Nyanyian itu tetap terdengar, meski aku sudah berusaha menutup telinga. Anehnya, aku masih saja tidak melihat satu orang pun di sana. Tapi, penglihatanku tidak pernah salah. Tiba-tiba aku melihat sehelai kain putih yang melintas berulang kali di teras rumah itu. Lintasan yang sangat cepat, nyaris tak terlihat oleh mata.
Suara gamelan dan seruling yang semula mengalun lambat, pun telah berubah menjadi sangat cepat. Seolah ingin mengiringi tarian sehelai kain putih itu. Detak jantungku mulai tak beraturan. Ini adalah hal yang tidak wajar. Sepertinya aku harus masuk ke dalam rumah.

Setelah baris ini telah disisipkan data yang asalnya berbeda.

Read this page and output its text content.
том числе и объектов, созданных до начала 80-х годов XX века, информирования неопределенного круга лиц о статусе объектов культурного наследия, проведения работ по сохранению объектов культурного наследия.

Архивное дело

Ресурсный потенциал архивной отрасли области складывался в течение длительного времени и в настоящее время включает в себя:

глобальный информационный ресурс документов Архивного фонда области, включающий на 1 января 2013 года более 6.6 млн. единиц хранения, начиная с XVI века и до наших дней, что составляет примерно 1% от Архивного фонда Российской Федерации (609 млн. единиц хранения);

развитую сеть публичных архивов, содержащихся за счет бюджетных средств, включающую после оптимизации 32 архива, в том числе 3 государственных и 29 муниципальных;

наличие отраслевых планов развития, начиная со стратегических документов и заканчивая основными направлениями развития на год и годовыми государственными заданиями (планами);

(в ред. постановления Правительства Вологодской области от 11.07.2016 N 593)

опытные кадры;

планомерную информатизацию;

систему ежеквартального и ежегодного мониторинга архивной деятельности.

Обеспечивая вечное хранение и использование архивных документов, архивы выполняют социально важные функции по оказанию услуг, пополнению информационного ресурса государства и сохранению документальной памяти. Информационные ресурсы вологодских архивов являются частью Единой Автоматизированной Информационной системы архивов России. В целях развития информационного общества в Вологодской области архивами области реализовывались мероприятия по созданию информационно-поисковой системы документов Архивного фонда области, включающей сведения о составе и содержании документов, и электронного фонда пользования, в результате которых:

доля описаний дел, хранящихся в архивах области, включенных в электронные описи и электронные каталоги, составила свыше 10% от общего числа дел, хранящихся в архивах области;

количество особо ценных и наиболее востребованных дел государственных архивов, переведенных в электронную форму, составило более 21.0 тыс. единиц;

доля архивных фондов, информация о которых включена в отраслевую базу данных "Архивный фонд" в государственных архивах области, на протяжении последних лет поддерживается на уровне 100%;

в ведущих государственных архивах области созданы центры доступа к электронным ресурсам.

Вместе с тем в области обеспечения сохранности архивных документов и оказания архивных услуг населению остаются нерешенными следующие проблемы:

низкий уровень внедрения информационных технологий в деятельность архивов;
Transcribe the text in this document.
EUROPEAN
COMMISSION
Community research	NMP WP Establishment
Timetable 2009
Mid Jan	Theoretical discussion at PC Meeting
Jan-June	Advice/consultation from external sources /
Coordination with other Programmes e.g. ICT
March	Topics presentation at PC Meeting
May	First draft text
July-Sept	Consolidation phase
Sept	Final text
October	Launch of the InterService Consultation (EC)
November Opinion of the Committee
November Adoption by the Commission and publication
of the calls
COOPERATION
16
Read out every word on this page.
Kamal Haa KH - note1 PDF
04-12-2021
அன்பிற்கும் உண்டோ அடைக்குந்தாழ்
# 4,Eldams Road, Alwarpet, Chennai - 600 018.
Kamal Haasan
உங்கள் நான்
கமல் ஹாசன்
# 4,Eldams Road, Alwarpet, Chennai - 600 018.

Aku sudah tidak peduli lagi dengan secangkir kopi ataupun bintang. Yang kuingin hanyalah pergi dari teras rumahku ini. Namun saat aku berdiri, tiba-tiba saja pandanganku menangkap sosok wanita bergaun putih sedang berdiri tepat di depan gerbang rumah tua itu.
Wanita dengan gaun putih yang terlihat sangat lusuh. Rambutnya panjang, menjuntai hingga ke tanah. Wajahnya berwarna hitam. Tangannya hanya tinggal sebelah. Dia menatapku dengan tajam. Aku tidak mungkin salah memperhatikan kedua bola matanya yang nyaris keluar dari tempatnya.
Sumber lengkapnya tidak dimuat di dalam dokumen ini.